En créant immédiatement 7 500 postes et en prenant un engagement ferme au sujet des 50 000 autres avant la fin du quinquennat, vous enverriez un signal positif aux établissements qui sont en grande souffrance.
À domicile, les besoins sont aussi importants. Malgré les moyens investis par la Caisse nationale de solidarité pour l'autonomie (CNSA) et par les départements, de nombreuses structures peinent à répondre aux demandes formulées en matière d'accompagnement, encore une fois faute de personnel. Et du fait de l'inflation, de la hausse des prix de l'énergie et notamment de l'essence, la situation de l'accompagnement à domicile devient critique. Or il ne sera possible de consacrer le temps prévu par le texte au lien social et à l'accompagnement des bénéficiaires de l'APA à domicile, qui constitue une avancée très attendue, que si l'on trouve du personnel pour cela.
Tous ces défis impliquent de consacrer des financements ad hoc et conséquents à la branche autonomie, faute de quoi cette dernière continuera d'être une coquille vide, insuffisante pour prendre réellement en charge le risque dépendance. En effet, même si une fraction de la CSG – contribution sociale généralisée – doit lui être affectée, aucun financement nouveau n'est prévu à destination de cette branche. La réaffectation de CSG ne représentera que 2,3 milliards d'euros, alors que le rapport Libault fixe à 6,5 milliards le besoin de financement pour améliorer la prise en charge de la perte d'autonomie à l'horizon 2024 – demain ! Il est inacceptable de faire une nouvelle fois l'impasse sur ce sujet majeur, et d'en rester à un statu quo intolérable pour nos aînés et pour les personnes en situation de handicap.

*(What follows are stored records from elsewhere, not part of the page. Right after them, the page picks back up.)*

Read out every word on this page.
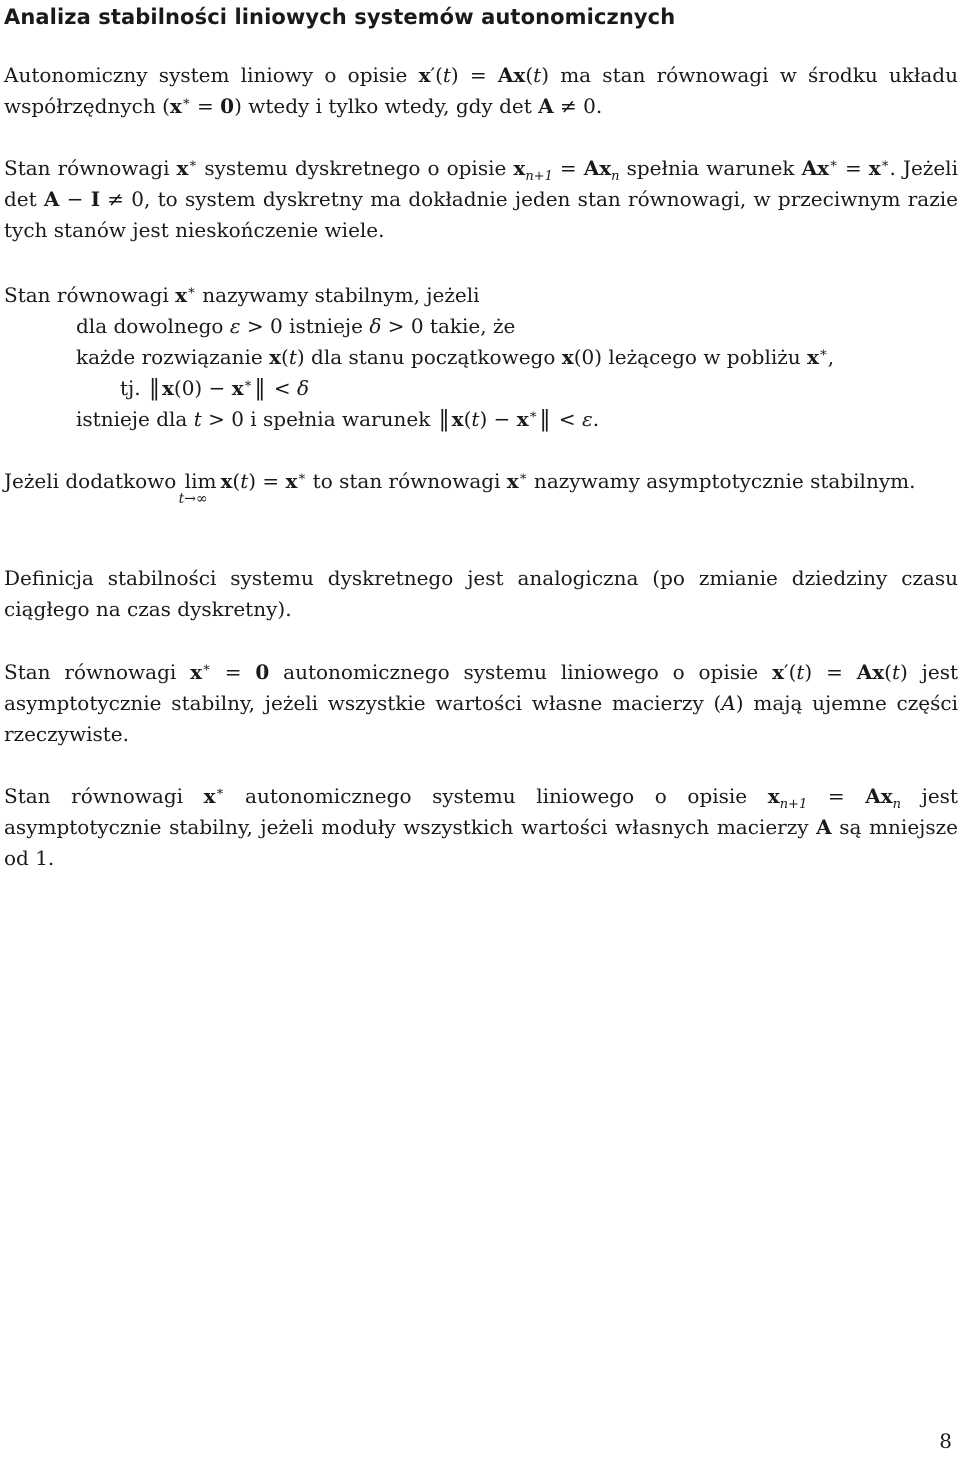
Analiza stabilności liniowych systemów autonomicznych

Autonomiczny system liniowy o opisie x′(t) = Ax(t) ma stan równowagi w środku układu współrzędnych (x∗ = 0) wtedy i tylko wtedy, gdy det A ≠ 0.

Stan równowagi x∗ systemu dyskretnego o opisie $x_{n+1} = Ax_n$ spełnia warunek Ax∗ = x∗. Jeżeli det A − I ≠ 0, to system dyskretny ma dokładnie jeden stan równowagi, w przeciwnym razie tych stanów jest nieskończenie wiele.

Stan równowagi x∗ nazywamy stabilnym, jeżeli

dla dowolnego ε > 0 istnieje δ > 0 takie, że

każde rozwiązanie x(t) dla stanu początkowego x(0) leżącego w pobliżu x∗,

tj. ‖ x(0) − x∗‖ < δ

istnieje dla t > 0 i spełnia warunek ‖ x(t) − x∗‖ < ε.

Jeżeli dodatkowo lim
t→∞
x(t) = x∗ to stan równowagi x∗ nazywamy asymptotycznie stabilnym.

Definicja stabilności systemu dyskretnego jest analogiczna (po zmianie dziedziny czasu ciągłego na czas dyskretny).

Stan równowagi x∗ = 0 autonomicznego systemu liniowego o opisie x′(t) = Ax(t) jest asymptotycznie stabilny, jeżeli wszystkie wartości własne macierzy (A) mają ujemne części rzeczywiste.

Stan równowagi x∗ autonomicznego systemu liniowego o opisie $x_{n+1} = Ax_n$ jest asymptotycznie stabilny, jeżeli moduły wszystkich wartości własnych macierzy A są mniejsze od 1.

8
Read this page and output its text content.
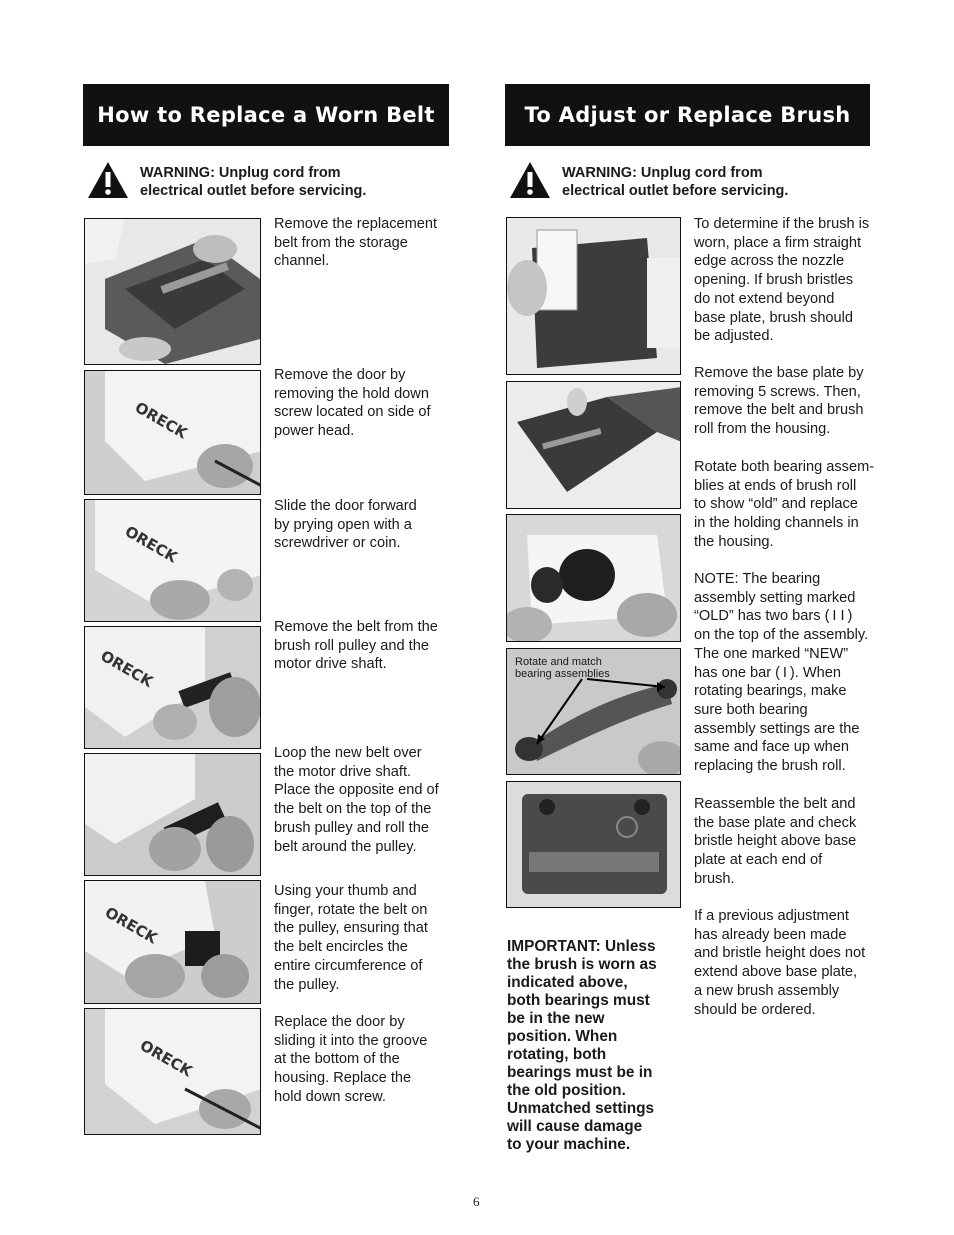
How to Replace a Worn Belt
WARNING: Unplug cord from
electrical outlet before servicing.
ORECK
ORECK
ORECK
ORECK
ORECK
Remove the replacement
belt from the storage
channel.
Remove the door by
removing the hold down
screw located on side of
power head.
Slide the door forward
by prying open with a
screwdriver or coin.
Remove the belt from the
brush roll pulley and the
motor drive shaft.
Loop the new belt over
the motor drive shaft.
Place the opposite end of
the belt on the top of the
brush pulley and roll the
belt around the pulley.
Using your thumb and
finger, rotate the belt on
the pulley, ensuring that
the belt encircles the
entire circumference of
the pulley.
Replace the door by
sliding it into the groove
at the bottom of the
housing. Replace the
hold down screw.
To Adjust or Replace Brush
WARNING: Unplug cord from
electrical outlet before servicing.
Rotate and match
bearing assemblies
To determine if the brush is
worn, place a firm straight
edge across the nozzle
opening. If brush bristles
do not extend beyond
base plate, brush should
be adjusted.
Remove the base plate by
removing 5 screws. Then,
remove the belt and brush
roll from the housing.
Rotate both bearing assem-
blies at ends of brush roll
to show “old” and replace
in the holding channels in
the housing.
NOTE: The bearing
assembly setting marked
“OLD” has two bars ( I I )
on the top of the assembly.
The one marked “NEW”
has one bar ( I ). When
rotating bearings, make
sure both bearing
assembly settings are the
same and face up when
replacing the brush roll.
Reassemble the belt and
the base plate and check
bristle height above base
plate at each end of
brush.
If a previous adjustment
has already been made
and bristle height does not
extend above base plate,
a new brush assembly
should be ordered.
IMPORTANT: Unless
the brush is worn as
indicated above,
both bearings must
be in the new
position. When
rotating, both
bearings must be in
the old position.
Unmatched settings
will cause damage
to your machine.
6
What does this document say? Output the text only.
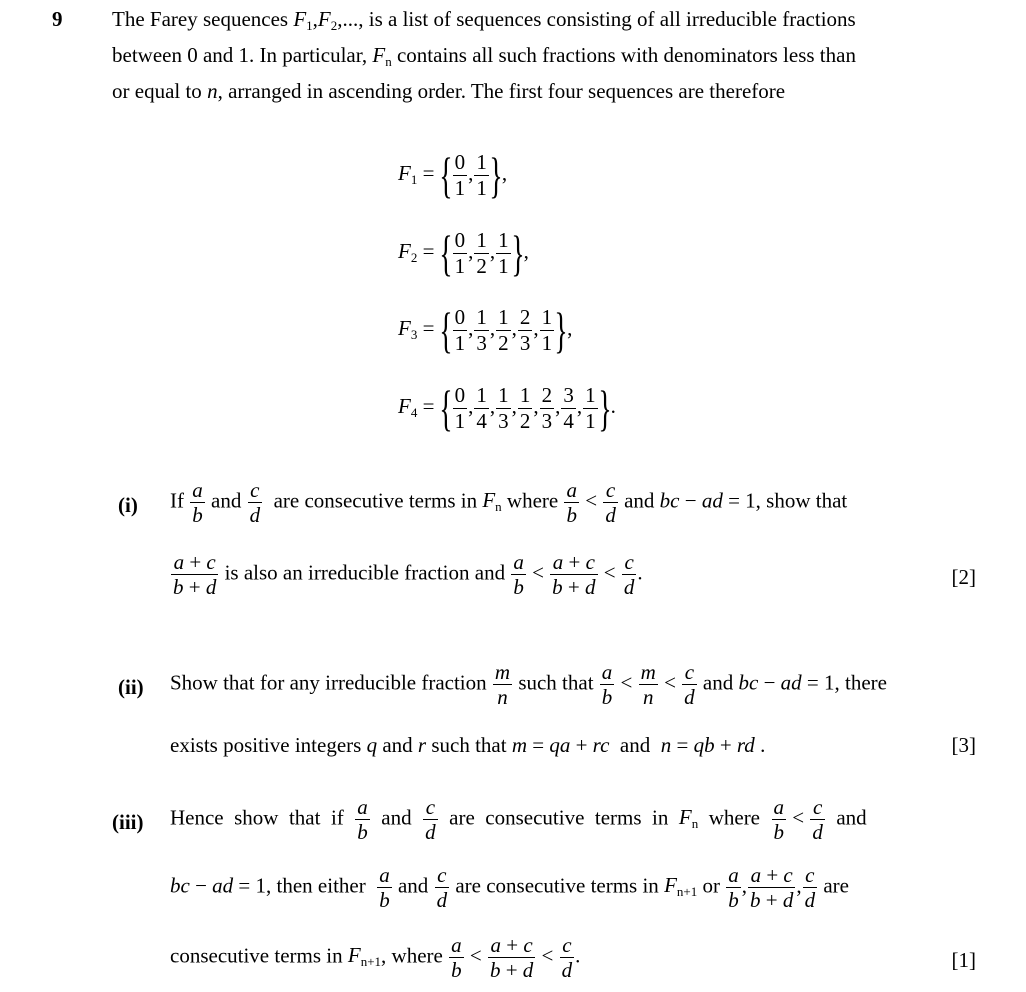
9 The Farey sequences $F_1,F_2$,..., is a list of sequences consisting of all irreducible fractions
between 0 and 1. In particular, $F_n$ contains all such fractions with denominators less than
or equal to n, arranged in ascending order. The first four sequences are therefore
$F_1$ = { $\frac{0}{1}$ , $\frac{1}{1}$ },
$F_2$ = { $\frac{0}{1}$ , $\frac{1}{2}$ , $\frac{1}{1}$ },
$F_3$ = { $\frac{0}{1}$ , $\frac{1}{3}$ , $\frac{1}{2}$ , $\frac{2}{3}$ , $\frac{1}{1}$ },
$F_4$ = { $\frac{0}{1}$ , $\frac{1}{4}$ , $\frac{1}{3}$ , $\frac{1}{2}$ , $\frac{2}{3}$ , $\frac{3}{4}$ , $\frac{1}{1}$ }.
(i) If $\frac{a}{b}$ and $\frac{c}{d}$ are consecutive terms in $F_n$ where $\frac{a}{b} < \frac{c}{d}$ and bc − ad = 1, show that
$\frac{a + c}{b + d}$ is also an irreducible fraction and $\frac{a}{b} < \frac{a + c}{b + d} < \frac{c}{d}$ .	[2]
(ii) Show that for any irreducible fraction $\frac{m}{n}$ such that $\frac{a}{b} < \frac{m}{n} < \frac{c}{d}$ and bc − ad = 1, there
exists positive integers q and r such that m = qa + rc and n = qb + rd .	[3]
(iii) Hence  show  that  if $\frac{a}{b}$ and $\frac{c}{d}$ are  consecutive  terms  in  $F_n$  where $\frac{a}{b} < \frac{c}{d}$ and
bc − ad = 1, then either $\frac{a}{b}$ and $\frac{c}{d}$ are consecutive terms in $F_{n+1}$ or $\frac{a}{b}$ , $\frac{a + c}{b + d}$ , $\frac{c}{d}$ are
consecutive terms in $F_{n+1}$, where $\frac{a}{b} < \frac{a + c}{b + d} < \frac{c}{d}$ .	[1]
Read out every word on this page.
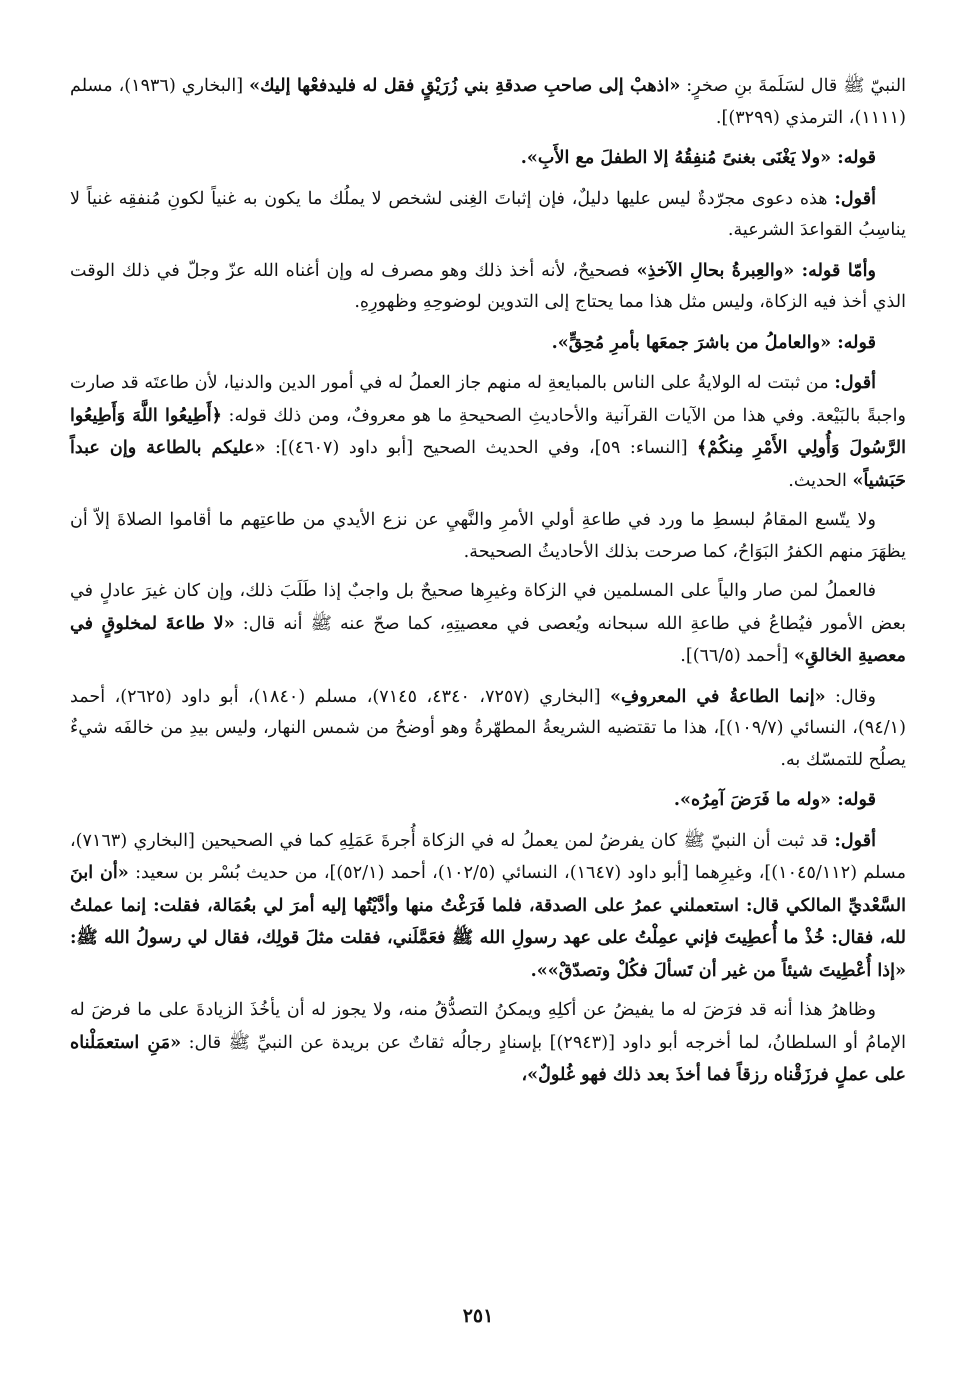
النبيّ ﷺ قال لسَلَمةَ بنِ صخرٍ: «اذهبْ إلى صاحبِ صدقةِ بني زُرَيْقٍ فقل له فليدفعْها إليك» [البخاري (١٩٣٦)، مسلم (١١١١)، الترمذي (٣٢٩٩)].

قوله: «ولا يَغْنَى بغنىً مُنفِقُهُ إلا الطفلَ مع الأَبِ».

أقول: هذه دعوى مجرّدةٌ ليس عليها دليلٌ، فإن إثباتَ الغِنى لشخص لا يملُك ما يكون به غنياً لكونِ مُنفقِه غنياً لا يناسِبُ القواعدَ الشرعية.

وأمّا قوله: «والعِبرةُ بحالِ الآخذِ» فصحيحٌ، لأنه أخذ ذلك وهو مصرف له وإن أغناه الله عزّ وجلّ في ذلك الوقت الذي أخذ فيه الزكاة، وليس مثل هذا مما يحتاج إلى التدوين لوضوحِهِ وظهورِهِ.

قوله: «والعاملُ من باشرَ جمعَها بأمرِ مُحِقٍّ».

أقول: من ثبتت له الولايةُ على الناس بالمبايعةِ له منهم جاز العملُ له في أمور الدين والدنيا، لأن طاعتَه قد صارت واجبةً بالبَيْعة. وفي هذا من الآيات القرآنية والأحاديثِ الصحيحةِ ما هو معروفٌ، ومن ذلك قوله: ﴿أَطِيعُوا اللَّهَ وَأَطِيعُوا الرَّسُولَ وَأُولِي الأَمْرِ مِنكُمْ﴾ [النساء: ٥٩]، وفي الحديث الصحيح [أبو داود (٤٦٠٧)]: «عليكم بالطاعة وإن عبداً حَبَشياً» الحديث.

ولا يتّسع المقامُ لبسطِ ما ورد في طاعةِ أولي الأمرِ والنَّهيِ عن نزع الأيدي من طاعتِهم ما أقاموا الصلاةَ إلاّ أن يظهَرَ منهم الكفرُ البَوَاحُ، كما صرحت بذلك الأحاديثُ الصحيحة.

فالعملُ لمن صار والياً على المسلمين في الزكاة وغيرِها صحيحٌ بل واجبٌ إذا طَلَبَ ذلك، وإن كان غيرَ عادلٍ في بعض الأمور فيُطاعُ في طاعةِ الله سبحانه ويُعصى في معصيتِهِ، كما صحّ عنه ﷺ أنه قال: «لا طاعةَ لمخلوقٍ في معصيةِ الخالقِ» [أحمد (٦٦/٥)].

وقال: «إنما الطاعةُ في المعروفِ» [البخاري (٧٢٥٧، ٤٣٤٠، ٧١٤٥)، مسلم (١٨٤٠)، أبو داود (٢٦٢٥)، أحمد (٩٤/١)، النسائي (١٠٩/٧)]، هذا ما تقتضيه الشريعةُ المطهّرةُ وهو أوضحُ من شمس النهار، وليس بيدِ من خالفَه شيءٌ يصلُح للتمسّك به.

قوله: «وله ما فَرَضَ آمِرُه».

أقول: قد ثبت أن النبيّ ﷺ كان يفرضُ لمن يعملُ له في الزكاة أُجرةَ عَمَلِهِ كما في الصحيحين [البخاري (٧١٦٣)، مسلم (١٠٤٥/١١٢)]، وغيرِهما [أبو داود (١٦٤٧)، النسائي (١٠٢/٥)، أحمد (٥٢/١)]، من حديث بُسْر بن سعيد: «أن ابنَ السَّعْديِّ المالكي قال: استعملني عمرُ على الصدقة، فلما فَرَغْتُ منها وأدَّيْتُها إليه أمرَ لي بعُمَالة، فقلت: إنما عملتُ لله، فقال: خُذْ ما أُعطِيتَ فإني عمِلْتُ على عهد رسولِ الله ﷺ فعَمَّلَني، فقلت مثلَ قولِك، فقال لي رسولُ الله ﷺ: «إذا أُعْطِيتَ شيئاً من غير أن تَسألَ فكُلْ وتصدّقْ»».

وظاهرُ هذا أنه قد فرَضَ له ما يفيضُ عن أكلِهِ ويمكنُ التصدُّقُ منه، ولا يجوز له أن يأخُذَ الزيادةَ على ما فرضَ له الإمامُ أو السلطانُ، لما أخرجه أبو داود [(٢٩٤٣)] بإسنادٍ رجالُه ثقاتٌ عن بريدة عن النبيِّ ﷺ قال: «مَنِ استعمَلْناه على عملٍ فرزَقْناه رزقاً فما أخذَ بعد ذلك فهو غُلولٌ»،

٢٥١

Il y a un point sur lequel le PLFSS ne fait pas l'impasse, et c'est tant mieux : il a trait aux contrôles effectués au sein des Ehpad, que le groupe LIOT soutient – de telles mesures font bien évidemment écho au scandale Orpea. Les établissements, quel que soit leur statut, privé lucratif, public ou associatif, ne doivent pas craindre les contrôles, au contraire ; ceux-ci sont en effet bien trop rares et trop administratifs. Il faudra s'assurer qu'ils sont effectivement conduits, alors qu'en dix ans, les effectifs des inspecteurs de l'action sanitaire et sociale des ARS ont diminué de près de 30 %.
Au-delà donc de l'indignation légitime, il est maintenant urgent de manifester une véritable volonté politique en donnant d'abord aux établissements, ensuite aux organismes de contrôle, les moyens de travailler. À nous de faire en sorte que de tels scandales ne puissent plus jamais se reproduire. En utilisant les moyens adaptés, nous pourrons alors revoir en profondeur le fonctionnement de nos établissements : nous pourrons mettre un terme au recours à l'intérim, humaniser l'accompagnement, élever notre niveau d'exigence, diminuer le reste à charge des résidents et soutenir les structures habilitées à l'aide sociale dans tous les territoires, afin de favoriser l'accès du plus grand nombre à des établissements de bonne qualité.
Nous le voyons bien, finalement : nous devons mener une réflexion plus large. Depuis plusieurs années, toutes les mesures relatives à l'autonomie ont été intégrées soit dans des textes relatifs à la dette sociale, soit dans le budget de la sécurité sociale ; c'est loin d'être satisfaisant. En effet, si les questions financières sont évidemment cruciales, les débats que nous devons avoir en la matière ne peuvent s'y résumer. Un tel sujet implique une réflexion collective à propos des moyens que notre société se donne pour garantir la dignité de chacun, à tous les âges de la vie ; il implique de déterminer ensemble ce que recouvre pour nous le risque dépendance. In fine, il faudra arrêter de cloisonner domicile et établissements, mais aussi vieillesse et handicap.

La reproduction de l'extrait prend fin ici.